Back in 2009, I was among the first members of the evaluation team of the European Green Capital Award (EGCA), when it was initiated by the European Commission. While I was happy to see the attention of the European Commission for the urban environment, at a time, when this issue was hardly handled at the European level, I also had some doubts: Does it make sense to add another award? There are many city rankings going on and you hear all over the place: “the best city is …”, “the most livable city is …”. What value will the EGCA provide to cities? Will there at all be enough cities applying for an award for which they do not get any price money but would commit to a year full of communication actions and events?

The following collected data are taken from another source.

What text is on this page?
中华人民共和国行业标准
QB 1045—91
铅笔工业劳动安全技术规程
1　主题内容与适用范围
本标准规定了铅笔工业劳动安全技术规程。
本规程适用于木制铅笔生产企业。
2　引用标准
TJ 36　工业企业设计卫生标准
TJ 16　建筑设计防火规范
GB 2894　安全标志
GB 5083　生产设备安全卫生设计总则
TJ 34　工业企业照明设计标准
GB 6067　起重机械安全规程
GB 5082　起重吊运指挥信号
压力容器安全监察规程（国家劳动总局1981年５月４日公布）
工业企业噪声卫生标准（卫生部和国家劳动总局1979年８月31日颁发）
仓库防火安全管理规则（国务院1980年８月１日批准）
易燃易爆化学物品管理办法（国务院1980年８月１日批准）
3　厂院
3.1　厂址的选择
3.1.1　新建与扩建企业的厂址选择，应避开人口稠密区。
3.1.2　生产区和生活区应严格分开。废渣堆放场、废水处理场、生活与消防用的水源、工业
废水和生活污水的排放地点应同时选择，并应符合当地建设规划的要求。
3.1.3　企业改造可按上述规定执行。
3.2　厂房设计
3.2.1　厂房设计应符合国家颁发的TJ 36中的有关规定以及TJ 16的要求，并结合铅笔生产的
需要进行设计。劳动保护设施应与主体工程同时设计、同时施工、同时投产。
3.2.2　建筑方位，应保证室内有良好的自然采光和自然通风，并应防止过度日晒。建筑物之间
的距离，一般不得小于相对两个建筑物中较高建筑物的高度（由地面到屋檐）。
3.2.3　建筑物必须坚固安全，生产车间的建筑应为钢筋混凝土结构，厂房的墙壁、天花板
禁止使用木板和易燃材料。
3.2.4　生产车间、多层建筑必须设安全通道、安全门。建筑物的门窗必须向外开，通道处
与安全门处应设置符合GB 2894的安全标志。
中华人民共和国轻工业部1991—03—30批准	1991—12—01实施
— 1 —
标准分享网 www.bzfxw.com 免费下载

I have now rejoined the evaluation team after an absence of seven years and the award is still alive! The initiative has even been extended by the European Green Leaf Award for smaller cities with a lighter application procedure. It seems that there must be some value in the competition that some cities even resubmit their applications if not winning!?
I remember that, in the early years, participating cities told me that during the application procedure, it happened that they talked to colleagues in some other environmental departments of the city or municipal organisations for the first time. The broad range of areas covered in the award forced them to do so, brought them new knowledge and ideas. It supported the integration of topics, thus allowing to use synergies and being more efficient. But is that sufficient added value? Couldn’t they do so well without the pressure of an award procedure and the communication burden?
What else is in it?
Leuven in Belgium and the winner of the 2018 Green Leaf Award, raises another interesting aspect. The city as a whole – administration, politicians and citizens feel very honoured that their contribution to create more environmental sustainability is well and directly acknowledged by the European Commission. Their efforts make suddenly sense also at the European level. The city reached European-wide recognition. Colleagues from cities in Belgium and other countries ask and invite Leuven’s representatives to learn from their experience. While sharing their story, Leven, other winners and shortlisted cities of the awards learn different perspectives on their own practice and get new ideas on how to improve them.

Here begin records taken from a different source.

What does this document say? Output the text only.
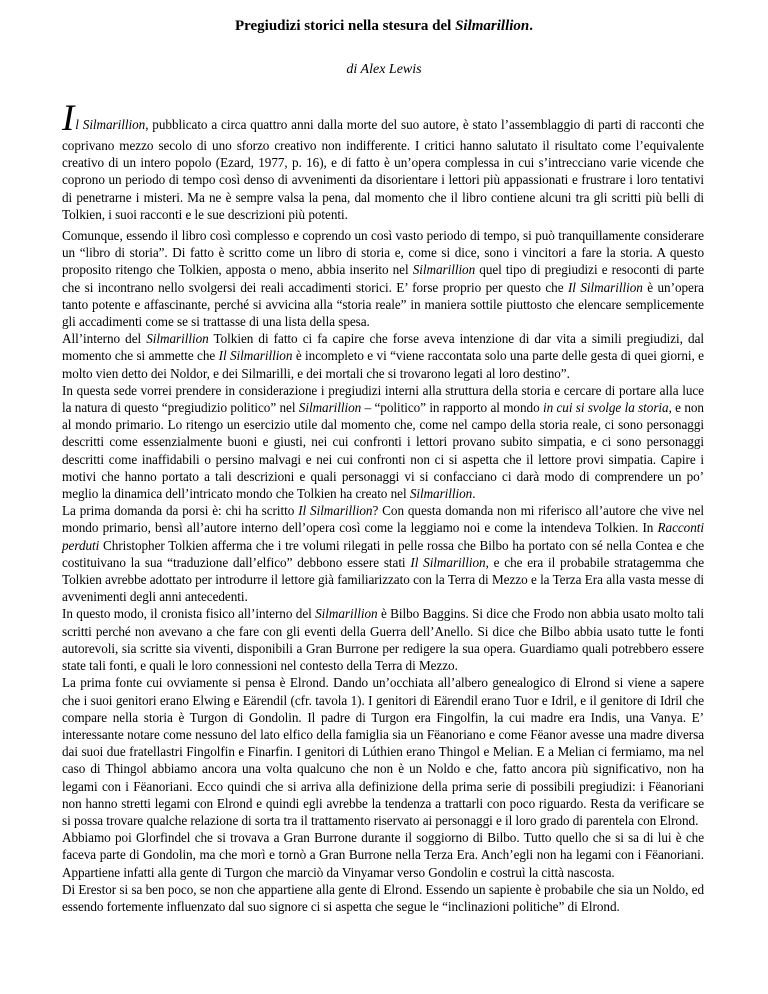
Pregiudizi storici nella stesura del Silmarillion.

di Alex Lewis

Il Silmarillion, pubblicato a circa quattro anni dalla morte del suo autore, è stato l’assemblaggio di parti di racconti che coprivano mezzo secolo di uno sforzo creativo non indifferente. I critici hanno salutato il risultato come l’equivalente creativo di un intero popolo (Ezard, 1977, p. 16), e di fatto è un’opera complessa in cui s’intrecciano varie vicende che coprono un periodo di tempo così denso di avvenimenti da disorientare i lettori più appassionati e frustrare i loro tentativi di penetrarne i misteri. Ma ne è sempre valsa la pena, dal momento che il libro contiene alcuni tra gli scritti più belli di Tolkien, i suoi racconti e le sue descrizioni più potenti.

Comunque, essendo il libro così complesso e coprendo un così vasto periodo di tempo, si può tranquillamente considerare un “libro di storia”. Di fatto è scritto come un libro di storia e, come si dice, sono i vincitori a fare la storia. A questo proposito ritengo che Tolkien, apposta o meno, abbia inserito nel Silmarillion quel tipo di pregiudizi e resoconti di parte che si incontrano nello svolgersi dei reali accadimenti storici. E’ forse proprio per questo che Il Silmarillion è un’opera tanto potente e affascinante, perché si avvicina alla “storia reale” in maniera sottile piuttosto che elencare semplicemente gli accadimenti come se si trattasse di una lista della spesa.

All’interno del Silmarillion Tolkien di fatto ci fa capire che forse aveva intenzione di dar vita a simili pregiudizi, dal momento che si ammette che Il Silmarillion è incompleto e vi “viene raccontata solo una parte delle gesta di quei giorni, e molto vien detto dei Noldor, e dei Silmarilli, e dei mortali che si trovarono legati al loro destino”.

In questa sede vorrei prendere in considerazione i pregiudizi interni alla struttura della storia e cercare di portare alla luce la natura di questo “pregiudizio politico” nel Silmarillion – “politico” in rapporto al mondo in cui si svolge la storia, e non al mondo primario. Lo ritengo un esercizio utile dal momento che, come nel campo della storia reale, ci sono personaggi descritti come essenzialmente buoni e giusti, nei cui confronti i lettori provano subito simpatia, e ci sono personaggi descritti come inaffidabili o persino malvagi e nei cui confronti non ci si aspetta che il lettore provi simpatia. Capire i motivi che hanno portato a tali descrizioni e quali personaggi vi si confacciano ci darà modo di comprendere un po’ meglio la dinamica dell’intricato mondo che Tolkien ha creato nel Silmarillion.

La prima domanda da porsi è: chi ha scritto Il Silmarillion? Con questa domanda non mi riferisco all’autore che vive nel mondo primario, bensì all’autore interno dell’opera così come la leggiamo noi e come la intendeva Tolkien. In Racconti perduti Christopher Tolkien afferma che i tre volumi rilegati in pelle rossa che Bilbo ha portato con sé nella Contea e che costituivano la sua “traduzione dall’elfico” debbono essere stati Il Silmarillion, e che era il probabile stratagemma che Tolkien avrebbe adottato per introdurre il lettore già familiarizzato con la Terra di Mezzo e la Terza Era alla vasta messe di avvenimenti degli anni antecedenti.

In questo modo, il cronista fisico all’interno del Silmarillion è Bilbo Baggins. Si dice che Frodo non abbia usato molto tali scritti perché non avevano a che fare con gli eventi della Guerra dell’Anello. Si dice che Bilbo abbia usato tutte le fonti autorevoli, sia scritte sia viventi, disponibili a Gran Burrone per redigere la sua opera. Guardiamo quali potrebbero essere state tali fonti, e quali le loro connessioni nel contesto della Terra di Mezzo.

La prima fonte cui ovviamente si pensa è Elrond. Dando un’occhiata all’albero genealogico di Elrond si viene a sapere che i suoi genitori erano Elwing e Eärendil (cfr. tavola 1). I genitori di Eärendil erano Tuor e Idril, e il genitore di Idril che compare nella storia è Turgon di Gondolin. Il padre di Turgon era Fingolfin, la cui madre era Indis, una Vanya. E’ interessante notare come nessuno del lato elfico della famiglia sia un Fëanoriano e come Fëanor avesse una madre diversa dai suoi due fratellastri Fingolfin e Finarfin. I genitori di Lúthien erano Thingol e Melian. E a Melian ci fermiamo, ma nel caso di Thingol abbiamo ancora una volta qualcuno che non è un Noldo e che, fatto ancora più significativo, non ha legami con i Fëanoriani. Ecco quindi che si arriva alla definizione della prima serie di possibili pregiudizi: i Fëanoriani non hanno stretti legami con Elrond e quindi egli avrebbe la tendenza a trattarli con poco riguardo. Resta da verificare se si possa trovare qualche relazione di sorta tra il trattamento riservato ai personaggi e il loro grado di parentela con Elrond.

Abbiamo poi Glorfindel che si trovava a Gran Burrone durante il soggiorno di Bilbo. Tutto quello che si sa di lui è che faceva parte di Gondolin, ma che morì e tornò a Gran Burrone nella Terza Era. Anch’egli non ha legami con i Fëanoriani. Appartiene infatti alla gente di Turgon che marciò da Vinyamar verso Gondolin e costruì la città nascosta.

Di Erestor si sa ben poco, se non che appartiene alla gente di Elrond. Essendo un sapiente è probabile che sia un Noldo, ed essendo fortemente influenzato dal suo signore ci si aspetta che segue le “inclinazioni politiche” di Elrond.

Winning the award or being short-listed catapults these cities into the European league. Standing in the spotlight, makes them proud, helps them to consolidate their environmental activities and getting the necessary political support by the mayor and city parliament as well as citizen’s backing for the measures. Very often, these network contacts and the exchange trigger new opportunities for collaboration on different levels and with various stakeholders including business opportunities. In addition, visibility can provide access to EU funds as other stakeholders look out for appropriate partners in bigger EU projects bringing EU funding almost by itself to the cities.
I am keen to see, which interesting and inspiring stories the applicant cities of the new award rounds will deliver and which further benefits the former winners can report on.